Ne var ki, olayda Sosyal Sigorta Yüksek Sağlık Kurulu'na itiraz
edilmeden mahkemede dava açılmış, yürütülmüş, karar bağlanmış. Böyle hallerde
dava ekonomisi kuralı gereği olarak dava reddedilmemeli ve fakat itirazın
tetkikine yetkili merci olan Sosyal Sigorta Yüksek Sağlık Kurulu'ndan düşünce
alınmadan ve değerlendirilmeden de karar verilmemelidir.
Yerel mahkeme, Sosyal Sigorta Yüksek Sağlık Kurulu'ndan düşünce
almadan yazılı şekilde hüküm kurduğu için Yüksek Özel Dairenin bozma kararı
yerindedir.
Bu durumda öncelikle, Sosyal Sigorta Yüksek Sağlık Kurulu'ndan
düşüncesi sorulmalı ve düşünceye itiraz halinde, 28.6.1976 tarih ve 6/4
sayılı İçtihadı Birleştirme Kararı da gözönünde tutularak, Tıp Fakülteleri
Konseylerinden görüş alınmalı, buna itiraz edilmesi durumunda, bu kez somut
olayda 2659 sayılı Adli Tıp Kurumu Kanununun 15. maddesinde, 3934 sayılı
Kanunla yapılan değişiklik uyarınca ve beşinci İhtisas Dairesi kararının
yeterli ve kanaat verici nitelikte bulunmaması ve açıklanan prosedür
gereğince, Adli Tıp Genel Kurulu'ndan görüş alınarak, Hipofizer cüceliğin 506
sayılı Kanun ek m. 25'deki Tüberküloz, Kanser, Kronik Böbrek Hastalığı, organ
nakli plantasyonları "gibi" bir hastalık olup olmadığı, o hastalıklar nitelik
ve ağırlığında bulunup bulunamadığı ve Growt hormon tedavisi ilaçlarının
"hayati önemi haiz" sayılıp sayılamayacağı ve ayakta tedavide iştirak
payından muaf tutulup tutulamayacağı, kesin ve inandırıcı biçimde
belirlenmeli ve sonucuna göre karar verilmelidir.
Bu yolda işlem yapılmaksızın Adli Tıp İhtisas Dairesi ve yetersiz
bilirkişi raporuna dayanılarak yazılı şekilde hüküm kurulması doğru değildir.
O halde usul ve yasaya uygun bulunmayan direnme kararı bozulmalıdır.
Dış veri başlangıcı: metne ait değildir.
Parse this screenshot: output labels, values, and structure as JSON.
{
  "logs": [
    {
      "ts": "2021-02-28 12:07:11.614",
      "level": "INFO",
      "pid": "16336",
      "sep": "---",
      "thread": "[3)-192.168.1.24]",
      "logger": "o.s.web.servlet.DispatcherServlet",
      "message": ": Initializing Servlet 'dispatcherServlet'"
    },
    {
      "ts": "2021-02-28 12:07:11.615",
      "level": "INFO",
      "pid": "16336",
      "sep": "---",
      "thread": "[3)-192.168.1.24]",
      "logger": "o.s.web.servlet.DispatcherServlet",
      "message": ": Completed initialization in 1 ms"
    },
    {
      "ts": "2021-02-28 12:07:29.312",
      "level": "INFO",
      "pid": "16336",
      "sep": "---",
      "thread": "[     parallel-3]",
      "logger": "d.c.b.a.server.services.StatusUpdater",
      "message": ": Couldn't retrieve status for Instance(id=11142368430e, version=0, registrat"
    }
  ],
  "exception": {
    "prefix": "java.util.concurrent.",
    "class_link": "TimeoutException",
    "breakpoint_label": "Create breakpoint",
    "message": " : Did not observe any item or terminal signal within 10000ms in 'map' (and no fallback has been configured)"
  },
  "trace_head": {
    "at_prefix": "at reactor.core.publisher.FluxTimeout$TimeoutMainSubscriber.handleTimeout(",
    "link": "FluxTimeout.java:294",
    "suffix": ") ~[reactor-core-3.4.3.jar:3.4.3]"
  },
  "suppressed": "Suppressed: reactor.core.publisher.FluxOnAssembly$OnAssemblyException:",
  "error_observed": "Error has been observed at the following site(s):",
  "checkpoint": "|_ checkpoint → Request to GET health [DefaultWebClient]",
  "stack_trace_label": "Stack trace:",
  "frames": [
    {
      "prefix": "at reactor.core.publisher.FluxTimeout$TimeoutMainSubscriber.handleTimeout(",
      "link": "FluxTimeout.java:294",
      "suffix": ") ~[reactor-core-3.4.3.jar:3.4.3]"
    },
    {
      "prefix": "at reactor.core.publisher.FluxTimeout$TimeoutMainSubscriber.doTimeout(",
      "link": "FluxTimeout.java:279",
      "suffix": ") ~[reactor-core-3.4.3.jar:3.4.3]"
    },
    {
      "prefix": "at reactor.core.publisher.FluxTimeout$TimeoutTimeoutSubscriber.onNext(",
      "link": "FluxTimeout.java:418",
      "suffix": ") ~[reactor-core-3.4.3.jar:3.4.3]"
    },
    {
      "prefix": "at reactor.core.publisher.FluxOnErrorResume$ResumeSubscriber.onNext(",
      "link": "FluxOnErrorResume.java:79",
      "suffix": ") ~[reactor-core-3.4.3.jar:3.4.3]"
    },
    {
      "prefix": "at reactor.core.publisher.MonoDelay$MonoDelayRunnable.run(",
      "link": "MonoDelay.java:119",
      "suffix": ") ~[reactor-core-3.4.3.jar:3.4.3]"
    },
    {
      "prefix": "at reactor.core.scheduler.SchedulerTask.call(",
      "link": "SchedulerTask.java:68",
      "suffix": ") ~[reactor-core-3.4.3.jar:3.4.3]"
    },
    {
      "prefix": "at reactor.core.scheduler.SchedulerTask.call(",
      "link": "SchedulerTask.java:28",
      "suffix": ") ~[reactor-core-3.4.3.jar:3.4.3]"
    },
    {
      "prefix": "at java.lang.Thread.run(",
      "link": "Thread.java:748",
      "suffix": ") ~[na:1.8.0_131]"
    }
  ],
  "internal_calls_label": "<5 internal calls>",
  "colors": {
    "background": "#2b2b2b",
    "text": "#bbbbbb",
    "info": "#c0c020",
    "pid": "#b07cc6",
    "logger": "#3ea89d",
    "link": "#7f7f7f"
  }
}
S o n u ç : Davalı Kurum vekilinin temyiz itirazlarının kabulü ile
direnme kararının Özel Daire bozma kararında ve yukarıda gösterilen
nedenlerden dolayı HUMK.nun 429. maddesi gereğince (BOZULMASINA), 8.3.1995
gününde oyçokluğu ile karar verildi.
Birinci Başkanvekili 10.H.D.Bşk. 8.H.D.Bşk. l7.H.D.Bşk.
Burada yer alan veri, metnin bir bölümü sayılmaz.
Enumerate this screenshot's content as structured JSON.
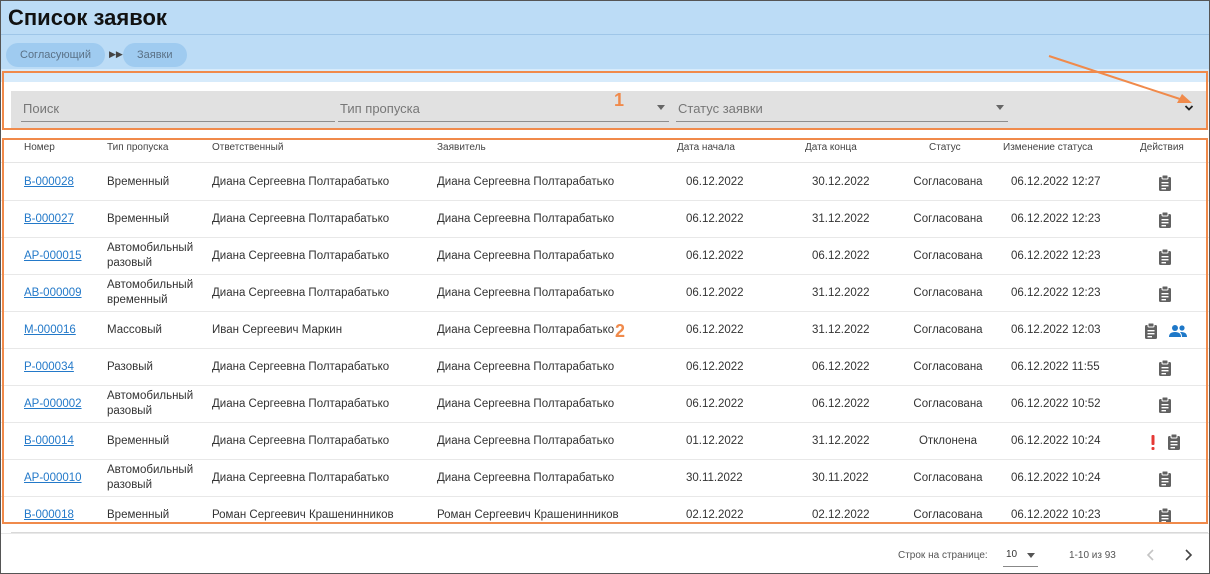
{
  "header": {
    "title": "Список заявок",
    "breadcrumbs": [
      "Согласующий",
      "Заявки"
    ]
  },
  "filters": {
    "search_placeholder": "Поиск",
    "pass_type_placeholder": "Тип пропуска",
    "status_placeholder": "Статус заявки"
  },
  "annotations": {
    "filters_marker": "1",
    "table_marker": "2"
  },
  "table": {
    "columns": [
      "Номер",
      "Тип пропуска",
      "Ответственный",
      "Заявитель",
      "Дата начала",
      "Дата конца",
      "Статус",
      "Изменение статуса",
      "Действия"
    ],
    "rows": [
      {
        "number": "В-000028",
        "type": "Временный",
        "responsible": "Диана Сергеевна Полтарабатько",
        "applicant": "Диана Сергеевна Полтарабатько",
        "start": "06.12.2022",
        "end": "30.12.2022",
        "status": "Согласована",
        "changed": "06.12.2022 12:27",
        "icons": [
          "clipboard-icon"
        ]
      },
      {
        "number": "В-000027",
        "type": "Временный",
        "responsible": "Диана Сергеевна Полтарабатько",
        "applicant": "Диана Сергеевна Полтарабатько",
        "start": "06.12.2022",
        "end": "31.12.2022",
        "status": "Согласована",
        "changed": "06.12.2022 12:23",
        "icons": [
          "clipboard-icon"
        ]
      },
      {
        "number": "АР-000015",
        "type": "Автомобильный разовый",
        "responsible": "Диана Сергеевна Полтарабатько",
        "applicant": "Диана Сергеевна Полтарабатько",
        "start": "06.12.2022",
        "end": "06.12.2022",
        "status": "Согласована",
        "changed": "06.12.2022 12:23",
        "icons": [
          "clipboard-icon"
        ]
      },
      {
        "number": "АВ-000009",
        "type": "Автомобильный временный",
        "responsible": "Диана Сергеевна Полтарабатько",
        "applicant": "Диана Сергеевна Полтарабатько",
        "start": "06.12.2022",
        "end": "31.12.2022",
        "status": "Согласована",
        "changed": "06.12.2022 12:23",
        "icons": [
          "clipboard-icon"
        ]
      },
      {
        "number": "М-000016",
        "type": "Массовый",
        "responsible": "Иван Сергеевич Маркин",
        "applicant": "Диана Сергеевна Полтарабатько",
        "start": "06.12.2022",
        "end": "31.12.2022",
        "status": "Согласована",
        "changed": "06.12.2022 12:03",
        "icons": [
          "clipboard-icon",
          "group-icon"
        ]
      },
      {
        "number": "Р-000034",
        "type": "Разовый",
        "responsible": "Диана Сергеевна Полтарабатько",
        "applicant": "Диана Сергеевна Полтарабатько",
        "start": "06.12.2022",
        "end": "06.12.2022",
        "status": "Согласована",
        "changed": "06.12.2022 11:55",
        "icons": [
          "clipboard-icon"
        ]
      },
      {
        "number": "АР-000002",
        "type": "Автомобильный разовый",
        "responsible": "Диана Сергеевна Полтарабатько",
        "applicant": "Диана Сергеевна Полтарабатько",
        "start": "06.12.2022",
        "end": "06.12.2022",
        "status": "Согласована",
        "changed": "06.12.2022 10:52",
        "icons": [
          "clipboard-icon"
        ]
      },
      {
        "number": "В-000014",
        "type": "Временный",
        "responsible": "Диана Сергеевна Полтарабатько",
        "applicant": "Диана Сергеевна Полтарабатько",
        "start": "01.12.2022",
        "end": "31.12.2022",
        "status": "Отклонена",
        "changed": "06.12.2022 10:24",
        "icons": [
          "exclamation-icon",
          "clipboard-icon"
        ]
      },
      {
        "number": "АР-000010",
        "type": "Автомобильный разовый",
        "responsible": "Диана Сергеевна Полтарабатько",
        "applicant": "Диана Сергеевна Полтарабатько",
        "start": "30.11.2022",
        "end": "30.11.2022",
        "status": "Согласована",
        "changed": "06.12.2022 10:24",
        "icons": [
          "clipboard-icon"
        ]
      },
      {
        "number": "В-000018",
        "type": "Временный",
        "responsible": "Роман Сергеевич Крашенинников",
        "applicant": "Роман Сергеевич Крашенинников",
        "start": "02.12.2022",
        "end": "02.12.2022",
        "status": "Согласована",
        "changed": "06.12.2022 10:23",
        "icons": [
          "clipboard-icon"
        ]
      }
    ]
  },
  "pagination": {
    "rows_per_page_label": "Строк на странице:",
    "rows_per_page": "10",
    "range": "1-10 из 93"
  },
  "colors": {
    "header_bg": "#bcdcf6",
    "link": "#2379c9",
    "annotation": "#f08a4b",
    "alert": "#e53935",
    "group_icon": "#1e78c8",
    "clipboard_icon": "#616161"
  }
}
İ.Teoman PAMİR İ.T.Ozanoğlu M.F.Ildız H.H.Karadoğan
Onama
13.H.D.Bşk. 15.H.D.Bşk. 18.H.D.Bşk. 2.H.D.Bşk.
A.i.Arslan M.S.Aykonu S.Rezaki T.Alp
Onama
ll.H.D.Bşk. 14.H.D.Bşk. 16.H.D.Bşk. 12.H.D.Bşk.
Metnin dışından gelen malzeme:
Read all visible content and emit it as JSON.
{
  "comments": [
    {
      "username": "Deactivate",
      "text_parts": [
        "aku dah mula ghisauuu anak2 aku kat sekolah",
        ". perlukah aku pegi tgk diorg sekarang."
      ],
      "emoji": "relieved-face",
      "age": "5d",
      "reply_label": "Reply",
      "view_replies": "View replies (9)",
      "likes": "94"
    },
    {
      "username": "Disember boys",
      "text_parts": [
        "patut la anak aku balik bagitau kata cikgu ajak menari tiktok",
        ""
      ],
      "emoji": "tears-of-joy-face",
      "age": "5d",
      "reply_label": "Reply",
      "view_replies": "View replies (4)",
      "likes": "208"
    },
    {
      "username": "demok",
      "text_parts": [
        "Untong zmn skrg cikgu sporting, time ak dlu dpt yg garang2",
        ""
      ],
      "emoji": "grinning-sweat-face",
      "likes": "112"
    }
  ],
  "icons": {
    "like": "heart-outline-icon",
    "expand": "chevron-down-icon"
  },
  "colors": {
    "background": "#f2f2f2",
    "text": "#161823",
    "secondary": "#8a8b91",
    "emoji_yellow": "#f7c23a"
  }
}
G.Eriş E.Özdenerol O.Arslan C.Sanin
9.H.D.Bşk.V. K.N.Fadıllıoğlu T.Y.Darendelioğlu 19.H.D.Bşk.V.
M.Demirtürk Y.M.Günel
E.Taylan A.C.Göğüş K.Tokman İ.P.Solak
Onama
K.öztekin T.Türkçapar Ş.D.Kabukçuoğlu A.T.Seçkin
Onama
İ.Ulusoy M.Tunaboylu M.Oskay M.H.Surlu
Onama Onama
O.G.Çankaya H.A.Bengü A.E.Baçcıoğlu S.Öztuna
Onama
Z.Sağdur B.Doğan İ.Erdemir H.Kılıç
Onama
A.Nazlıoğlu Y.Yasun L.Gürün C.Şat
E.Güvener Y.Büken S.Tekin M.S.Özgenç
Onama
-KARŞI OY YAZISI-
Çekişme, S.S.K.na sigortalı davacının sağlık yardımlarından faydalanan
oğlunun kullandığı ilaç bedelinden 20 iştirak payının davacıdan alınıp
alınmayacağı konusundadır.
506 sayılı SSK.nun, ek 25. maddesinde, hangi ilaçlardan 20 iştirak
payının alınmayacağı düzenlenmiş, kullanılacak ilacın anılan madde kapsamına
girip girmediğinin tesbit yetkisi de aynı Yasanın 123/7. bendince
oluşturulacak komisyona verilmiştir.
506 sayılı Yasanın 123/7. maddesine göre oluşturulan komisyonla, aynı
Yasanın 129. maddesi gereğince kurulan Sosyal Sigorta Yüksek Sağlık Şürası
farklı kuruluşlardır.
Daire ve genel kurul çoğunluğu dava ve uyuşmazlık konusu olan ek 25.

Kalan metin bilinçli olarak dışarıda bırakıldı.